Other adaptive changes have been brought about in both parks by disturbances such as the removal of fences and the responses to human-wildlife conflict. “Whether this conflict takes the form of crop loss to elephants in Limpopo, loss of livestock to predation in the KTP, or direct threats to human life: human wildlife conflict has the potential to destroy lives and livelihoods and tear relations between park and community asunder.” A final disturbance of critical importance is that of border security. In the Kgalagadi, the concept of a transfrontier park as an opportunity for staff, tourists and wildlife to have a completely borderless view of the park “has come close to fruition.” “The situation in the GLTP is quite different.” Border crossings between South Africa and Mozambique required the establishment of the Giriyondo tourism access facility where visitors must have the necessary paperwork to visit both sides.

PRELIMINARY CONCLUSION

“Initial analysis of the institutional changes in response to various disturbances appears to be inconclusive and without pattern, but a few insights emerge after examining the disturbances and responses in the two TFCAs.” First, though not surprising, political convenience overrides ecological goals, economic development plans, and day-to-day park administration plans for a new park. Second, transformative events, such as philosophical shifts from ‘fortress conservation’ to ‘people and conservation’, often emerged at the political level, not at the operational level. “However, implementation of these levels take considerable time” SANParks is only now beginning to show results 13 years after implementation with efforts being slower at park level.

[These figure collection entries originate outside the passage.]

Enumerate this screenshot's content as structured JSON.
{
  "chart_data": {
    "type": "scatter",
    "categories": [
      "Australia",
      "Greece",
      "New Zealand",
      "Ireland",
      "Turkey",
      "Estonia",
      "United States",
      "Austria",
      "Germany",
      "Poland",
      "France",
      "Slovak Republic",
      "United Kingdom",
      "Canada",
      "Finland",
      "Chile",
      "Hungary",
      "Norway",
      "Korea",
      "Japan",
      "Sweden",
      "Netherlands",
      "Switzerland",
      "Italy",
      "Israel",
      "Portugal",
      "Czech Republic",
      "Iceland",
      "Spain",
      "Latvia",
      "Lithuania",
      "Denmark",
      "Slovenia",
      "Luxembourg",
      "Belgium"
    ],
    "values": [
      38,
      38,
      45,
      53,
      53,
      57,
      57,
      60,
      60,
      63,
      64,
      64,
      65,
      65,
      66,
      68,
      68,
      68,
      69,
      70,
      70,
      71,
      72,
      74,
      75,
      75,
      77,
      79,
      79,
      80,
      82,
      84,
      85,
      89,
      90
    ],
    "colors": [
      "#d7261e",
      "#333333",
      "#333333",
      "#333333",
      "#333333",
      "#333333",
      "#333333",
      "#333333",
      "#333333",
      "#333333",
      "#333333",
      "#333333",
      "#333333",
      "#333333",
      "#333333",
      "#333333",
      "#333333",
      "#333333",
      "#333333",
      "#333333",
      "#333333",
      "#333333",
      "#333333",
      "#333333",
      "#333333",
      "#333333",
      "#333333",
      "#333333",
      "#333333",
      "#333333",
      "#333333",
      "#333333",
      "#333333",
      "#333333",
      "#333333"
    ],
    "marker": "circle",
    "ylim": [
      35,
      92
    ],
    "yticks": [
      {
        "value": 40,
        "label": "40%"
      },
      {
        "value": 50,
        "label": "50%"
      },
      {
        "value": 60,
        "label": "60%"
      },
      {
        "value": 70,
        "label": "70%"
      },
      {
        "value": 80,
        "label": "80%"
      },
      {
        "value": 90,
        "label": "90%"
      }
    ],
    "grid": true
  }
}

“One of the constant challenges of the TFCA development emerges from the discrepancy between political time frames and the time requirement of implementation. Both politicians and donor organisations often want rapid results, but the creation and management of a contractual park, the development and rollout of a veterinary disease control programme, or changes in response to damage causing animals all take considerable time, often years longer than the expectations of politicians.” The same can be said that to increase adaptive capacity to manage disturbances at an operational level often takes time before changes can be seen. “In comparing the KTP and the GLTP, implementation often moves faster in the KTP. This is in part due to the historical co-operation, experience of cross border management and bottom-up approach to park development. The GLTP, however, had high levels of political buy-in and cross border collaboration, though it battled to move forward as an entity at an operational level.”

“It is safe to say that institutional responses vary at a political and operational level. Cooperation levels also vary at the two levels and depend, in part, to the historical route of the institutions.” Managers should keep in mind the time lag between political decisions and operational fulfillment to keep expectations realistic. They should also bear in mind that JMBs are not the cure-alls, so JMB management plans for the transfrontier parks must be incorporated within the management plans for each of the national parks. “Finally, early stage success provides support that TFCAs can, but will not always, make progress toward their goals of biodiversity conservation, economic development, and the promotion of peace.”